On avertit Frère Thomas, qui vint avec quelques religieux aussi
instruits que pieux. Après examen de ce fait, tous furent très étonnés
de voir comment le nombre de ces pains s’était multiplié, et comment
leur qualité s’était merveilleusement améliorée. Mais voici qu’à. ces
deux miracles s’en ajouta un troisième. Conformément aux ordres de
Catherine, on servait très largement de ce pain aux pauvres, on en
donnait beaucoup aux religieux, et on n’en mangeait pas d’autre à la
maison; et cependant il en restait toujours en grande abondance dans la
huche. Que dire encore ? Le Seigneur s’était servi de son épouse pour
opérer sur cette seule matière du pain trois grands prodiges. Il avait
tout d’abord enlevé à la farine gâtée son mauvais goût, puis augmenté la
pâte qu’on en avait formée, et enfin il avait tellement multiplié les
pains dans la huche qu’on en distribua pendant plusieurs semaines, de la
façon que nous avons dite, avant de les avoir tous consommés. A la vue
de ce miracle, des personnes, pieusement inspirées, détournèrent de ce
pain pour le garder comme reliques. Quelques-unes en ont encore
aujourd’hui, alors que vingt ans, ou à peu près, se sont écoulés depuis
ce fait miraculeux.
La première fois que
j’entendis parler de cette merveille, du vivant de Catherine, je devins
très curieux et très désireux de mieux savoir ce qui s’était passé, et
j’interrogeai confidentiellement la sainte sur les détails et la cause
du prodige. Elle me répondit: " Je me sentais jalouse de ne pas laisser
mépriser le don de Dieu, et pressée d’une vive compassion pour les
pauvres. Tandis que, sous l’impulsion de ce double sentiment, je me
dirigeais vers le coffre à farine, je vis se présenter à moi ma très
douce Dame Marie accompagnée de saints et d’anges. Elle m’ordonna de
faire ce que je projetais; et daigna, dans sa bonté, se mettre à
pétrir avec moi ces petits pains, dont la vertu de ses très saintes
mains multipliait le nombre. Notre-Dame me présentait les pains qu’elle
façonnait, et moi je les tendais à Alexia et à la servante. — Ma Mère,
lui dis-je alors, je ne m’étonne plus que ces paîns aient paru si doux à
tous ceux qui les mangeaient, s’ils avaient été pétris par les
gracieuses mains de cette très sainte Reine; car son corps sacré a été
l’arche sainte où la Trinité a pour ainsi dire pétri, avec un art
souverain, le Pain descendu du ciel pour donner la vie à tous les
croyants." Et vous, lecteur, donnez à ce fait toute votre attention, et
remarquez une fois de plus de quel mérite était Catherine, pour que la
Reine des saints daignât l’aider à confectionner le pain de ses enfants.

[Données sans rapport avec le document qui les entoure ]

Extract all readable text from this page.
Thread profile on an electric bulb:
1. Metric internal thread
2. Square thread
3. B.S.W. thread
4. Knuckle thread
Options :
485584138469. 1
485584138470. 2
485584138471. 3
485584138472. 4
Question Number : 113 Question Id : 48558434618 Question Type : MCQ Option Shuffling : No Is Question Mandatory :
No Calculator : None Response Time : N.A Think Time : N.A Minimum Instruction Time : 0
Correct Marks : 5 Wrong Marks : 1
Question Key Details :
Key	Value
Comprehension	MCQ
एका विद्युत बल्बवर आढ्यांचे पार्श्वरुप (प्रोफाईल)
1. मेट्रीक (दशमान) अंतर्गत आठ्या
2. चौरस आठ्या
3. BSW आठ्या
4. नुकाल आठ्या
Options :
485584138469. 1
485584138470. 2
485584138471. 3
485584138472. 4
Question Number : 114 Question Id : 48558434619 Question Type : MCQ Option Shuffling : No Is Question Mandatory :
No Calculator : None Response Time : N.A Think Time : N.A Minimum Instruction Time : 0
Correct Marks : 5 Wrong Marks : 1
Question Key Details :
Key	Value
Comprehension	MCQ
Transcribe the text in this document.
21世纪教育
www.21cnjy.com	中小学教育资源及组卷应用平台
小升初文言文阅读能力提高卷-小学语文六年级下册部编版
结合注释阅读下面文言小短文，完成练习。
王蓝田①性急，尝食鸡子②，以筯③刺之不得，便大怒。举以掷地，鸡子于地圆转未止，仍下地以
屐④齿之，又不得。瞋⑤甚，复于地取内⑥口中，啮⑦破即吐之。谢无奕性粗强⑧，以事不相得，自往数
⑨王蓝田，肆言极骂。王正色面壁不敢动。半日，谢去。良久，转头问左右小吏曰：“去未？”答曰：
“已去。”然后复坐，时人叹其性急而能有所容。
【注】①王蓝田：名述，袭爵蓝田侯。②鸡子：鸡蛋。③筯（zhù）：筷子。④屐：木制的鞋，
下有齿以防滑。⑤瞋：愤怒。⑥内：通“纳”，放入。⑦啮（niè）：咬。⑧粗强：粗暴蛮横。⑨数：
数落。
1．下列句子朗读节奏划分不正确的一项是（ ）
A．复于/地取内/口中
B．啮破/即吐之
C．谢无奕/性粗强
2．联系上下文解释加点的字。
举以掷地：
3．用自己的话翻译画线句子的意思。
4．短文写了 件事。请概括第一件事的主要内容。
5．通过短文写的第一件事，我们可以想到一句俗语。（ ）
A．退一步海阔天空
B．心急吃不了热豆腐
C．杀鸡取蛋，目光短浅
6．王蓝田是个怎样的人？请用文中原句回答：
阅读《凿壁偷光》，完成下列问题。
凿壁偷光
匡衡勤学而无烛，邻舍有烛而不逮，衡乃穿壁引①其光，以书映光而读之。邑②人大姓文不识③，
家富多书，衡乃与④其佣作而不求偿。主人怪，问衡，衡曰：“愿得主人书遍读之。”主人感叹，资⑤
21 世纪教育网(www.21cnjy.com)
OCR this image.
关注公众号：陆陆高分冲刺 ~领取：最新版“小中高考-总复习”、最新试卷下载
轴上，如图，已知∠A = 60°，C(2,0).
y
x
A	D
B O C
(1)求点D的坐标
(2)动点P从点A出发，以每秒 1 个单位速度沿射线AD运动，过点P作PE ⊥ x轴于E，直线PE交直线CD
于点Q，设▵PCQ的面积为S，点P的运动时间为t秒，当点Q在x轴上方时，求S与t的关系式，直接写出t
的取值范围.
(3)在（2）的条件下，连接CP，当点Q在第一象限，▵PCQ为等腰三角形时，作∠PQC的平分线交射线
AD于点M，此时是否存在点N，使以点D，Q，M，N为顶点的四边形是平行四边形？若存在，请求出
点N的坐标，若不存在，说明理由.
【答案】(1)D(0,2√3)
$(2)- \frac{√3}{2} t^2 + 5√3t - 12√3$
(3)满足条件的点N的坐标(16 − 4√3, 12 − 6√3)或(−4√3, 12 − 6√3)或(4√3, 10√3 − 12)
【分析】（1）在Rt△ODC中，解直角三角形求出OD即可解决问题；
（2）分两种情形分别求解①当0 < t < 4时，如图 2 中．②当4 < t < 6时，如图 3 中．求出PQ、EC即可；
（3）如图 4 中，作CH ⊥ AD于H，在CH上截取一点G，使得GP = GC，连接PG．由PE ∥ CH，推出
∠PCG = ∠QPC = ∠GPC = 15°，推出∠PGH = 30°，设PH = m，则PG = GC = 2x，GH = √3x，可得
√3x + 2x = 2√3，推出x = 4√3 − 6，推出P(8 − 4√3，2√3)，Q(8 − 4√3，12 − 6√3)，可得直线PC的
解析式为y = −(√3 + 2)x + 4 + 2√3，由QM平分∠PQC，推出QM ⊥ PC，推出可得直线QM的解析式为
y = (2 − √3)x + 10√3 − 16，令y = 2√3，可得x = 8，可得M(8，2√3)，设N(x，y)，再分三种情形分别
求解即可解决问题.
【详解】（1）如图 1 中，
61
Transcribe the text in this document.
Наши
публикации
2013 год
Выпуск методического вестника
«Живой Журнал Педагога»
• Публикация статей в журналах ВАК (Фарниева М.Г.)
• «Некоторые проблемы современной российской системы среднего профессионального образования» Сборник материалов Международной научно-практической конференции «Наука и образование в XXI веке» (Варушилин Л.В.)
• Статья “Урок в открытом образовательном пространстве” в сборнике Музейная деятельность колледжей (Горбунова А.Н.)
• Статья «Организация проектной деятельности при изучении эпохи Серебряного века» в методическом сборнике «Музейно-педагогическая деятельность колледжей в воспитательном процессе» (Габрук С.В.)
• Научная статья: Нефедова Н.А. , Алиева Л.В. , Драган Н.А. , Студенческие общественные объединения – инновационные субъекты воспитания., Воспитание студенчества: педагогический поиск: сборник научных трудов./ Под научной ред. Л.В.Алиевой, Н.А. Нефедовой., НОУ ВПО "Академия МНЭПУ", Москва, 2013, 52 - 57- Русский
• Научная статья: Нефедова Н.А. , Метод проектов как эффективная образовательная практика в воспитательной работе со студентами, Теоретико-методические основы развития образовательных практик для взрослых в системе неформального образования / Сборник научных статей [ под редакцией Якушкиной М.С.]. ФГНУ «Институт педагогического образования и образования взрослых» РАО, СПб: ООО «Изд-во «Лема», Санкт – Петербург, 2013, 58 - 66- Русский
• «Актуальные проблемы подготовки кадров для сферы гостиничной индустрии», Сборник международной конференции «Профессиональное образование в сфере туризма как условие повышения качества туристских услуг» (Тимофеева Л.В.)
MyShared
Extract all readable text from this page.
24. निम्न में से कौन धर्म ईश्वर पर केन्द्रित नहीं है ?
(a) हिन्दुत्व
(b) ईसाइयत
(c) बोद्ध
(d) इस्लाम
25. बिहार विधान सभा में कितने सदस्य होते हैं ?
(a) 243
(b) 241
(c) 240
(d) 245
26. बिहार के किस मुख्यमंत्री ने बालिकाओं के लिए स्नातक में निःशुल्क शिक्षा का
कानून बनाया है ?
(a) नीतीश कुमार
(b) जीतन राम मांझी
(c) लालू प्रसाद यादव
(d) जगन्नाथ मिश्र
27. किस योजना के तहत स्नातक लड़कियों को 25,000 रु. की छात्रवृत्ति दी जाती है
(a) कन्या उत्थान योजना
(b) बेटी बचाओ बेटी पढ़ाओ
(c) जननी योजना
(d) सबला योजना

La Mère du Verbe de Dieu nous signifiait par là qu’elle voulait, pour
nous donner le pain spirituel de la parole du salut, se servir de cette
même vierge, dont elle s’était servie, pour nous présenter un pain
matériel de si grande vertu. Voilà pourquoi l’esprit de Dieu nous avait
à tous inspiré d’appeler Catherine notre Mère; et ce n’était pas une
vaine dénomination, car elle était en toute vérité notre Mère. Elle nous
portait dans les entrailles de son âme, et non sans gémissements et sans
angoisses, jusqu’à ce qu’elle eût formé le Christ en nous, et elle nous
distribuait continuellement le pain d’une saine et utile doctrine.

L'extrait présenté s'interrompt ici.